You should look for a good family relationship between himself and his parents and siblings.
He has to be caring and protective of his family, respect you as his wife, love and care for his children and be responsible. 
# 10 Respectability

Finally, one of the most important qualities to look for in a future husband is respectability. If you don’t respect someone you can’t truly love that person. The above mentioned qualities are all necessary in a respectable man.
As well as being a respectable man, It is He also has to respect you.

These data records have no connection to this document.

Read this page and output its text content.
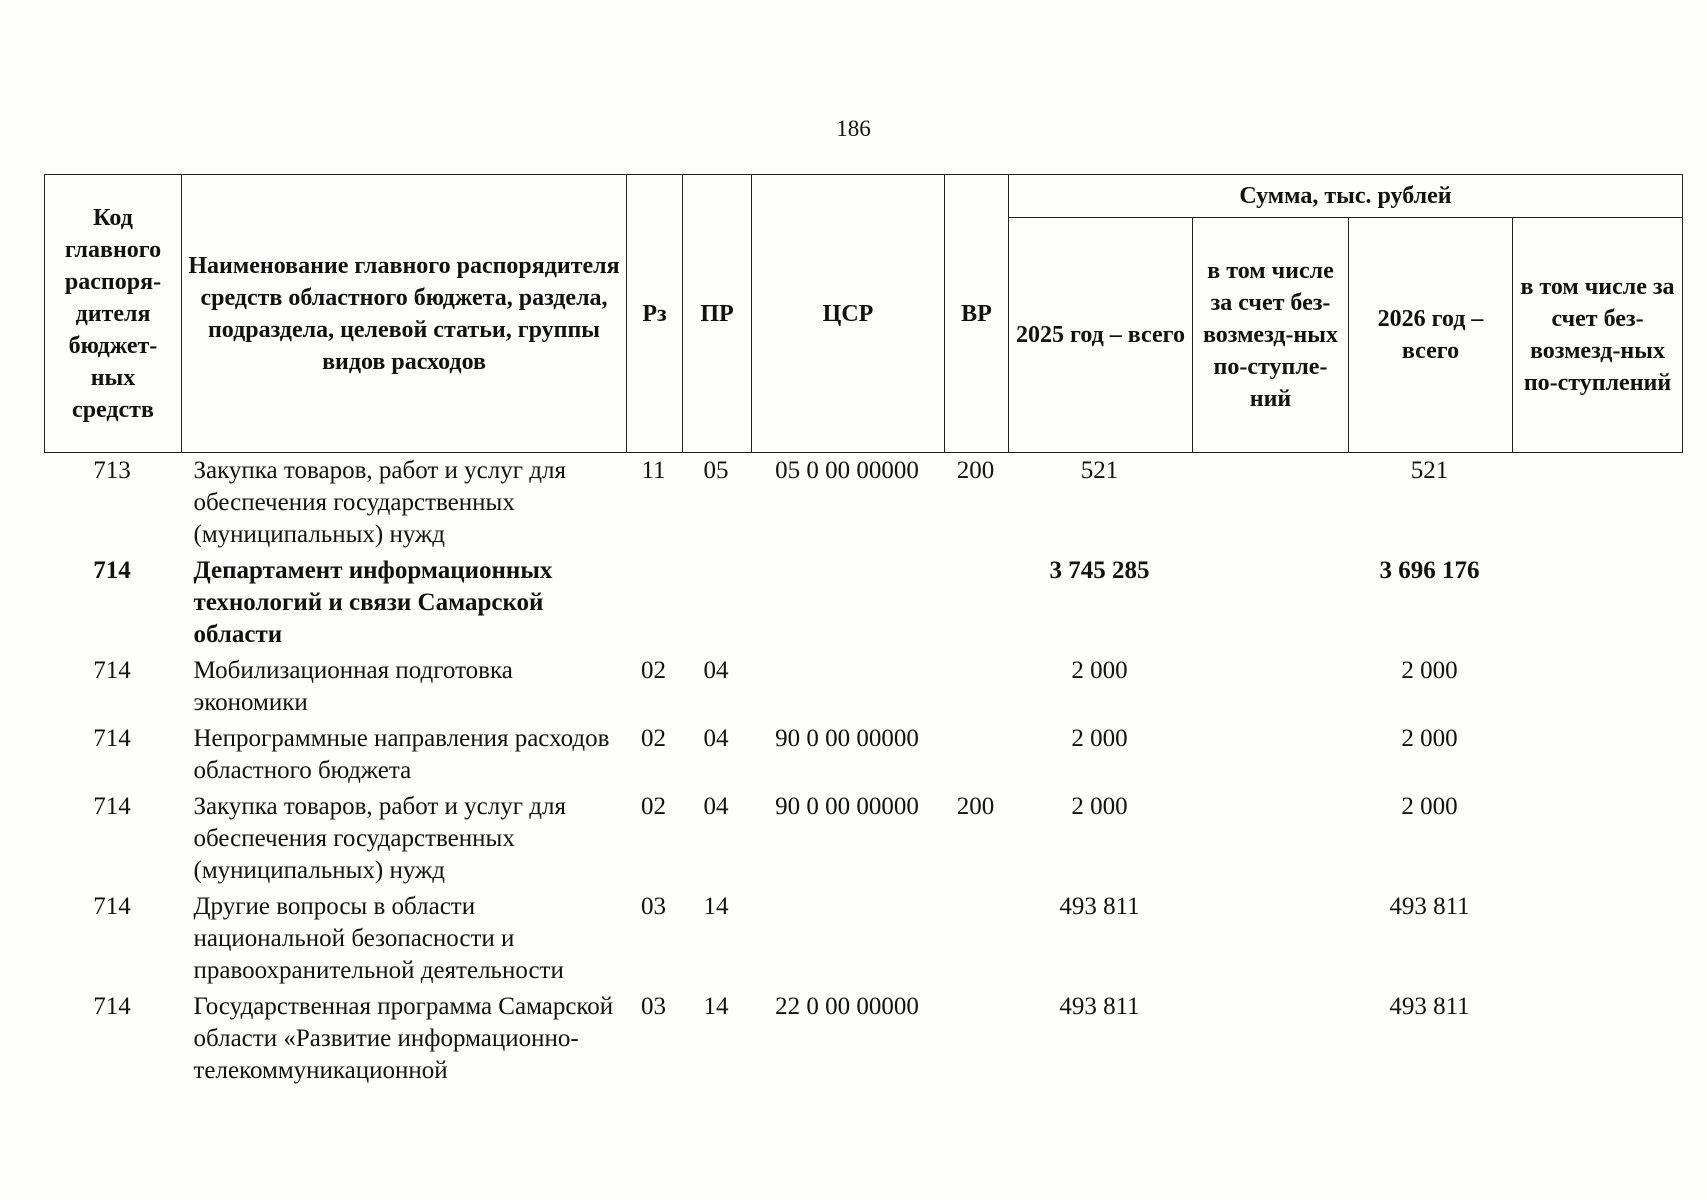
186
Код главного распоря-дителя бюджет-ных средств	Наименование главного распорядителя средств областного бюджета, раздела, подраздела, целевой статьи, группы видов расходов	Рз	ПР	ЦСР	ВР	Сумма, тыс. рублей			
						2025 год – всего	в том числе за счет без-возмезд-ных по-ступле-ний	2026 год – всего	в том числе за счет без-возмезд-ных по-ступлений
713	Закупка товаров, работ и услуг для обеспечения государственных (муниципальных) нужд	11	05	05 0 00 00000	200	521		521	
714	Департамент информационных технологий и связи Самарской области					3 745 285		3 696 176	
714	Мобилизационная подготовка экономики	02	04			2 000		2 000	
714	Непрограммные направления расходов областного бюджета	02	04	90 0 00 00000		2 000		2 000	
714	Закупка товаров, работ и услуг для обеспечения государственных (муниципальных) нужд	02	04	90 0 00 00000	200	2 000		2 000	
714	Другие вопросы в области национальной безопасности и правоохранительной деятельности	03	14			493 811		493 811	
714	Государственная программа Самарской области «Развитие информационно-телекоммуникационной	03	14	22 0 00 00000		493 811		493 811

Do not comprimise on this point!

If your future husband has no respect for your opinions or feelings, this is a red flag. He is not worth your time and you should run away now!…go quickly! Keep running girl! 

A lack of respect is soul-shattering and draining. It is important that both spouses feel appreciated, understood and respected. 

Respect is also a very important attribute for your children to see growing up. If their father does not respect or value their mother, they are likely to grow up with an unhealthy view towards women. They need to see a good example of a healthy, loving relationship between their mother and father. 

# 11 Hardworking

The reason why this one isn't called "rich" or "professional high-flyer" is because everyone has a different story. Just because someone is a lawyer, doesn't make them a good husband. The same is true for a doctor, teacher or any other profession.


What's important is that he is hard-working and dedicated to making both of your lives, and those of children, better. Someone who is hard-working has potential and this is a respectable attribute.

# Finally

Sisters, perform Salat Al Istikhara and leave it to Allah for He knows best and has the final seal in all of our affairs.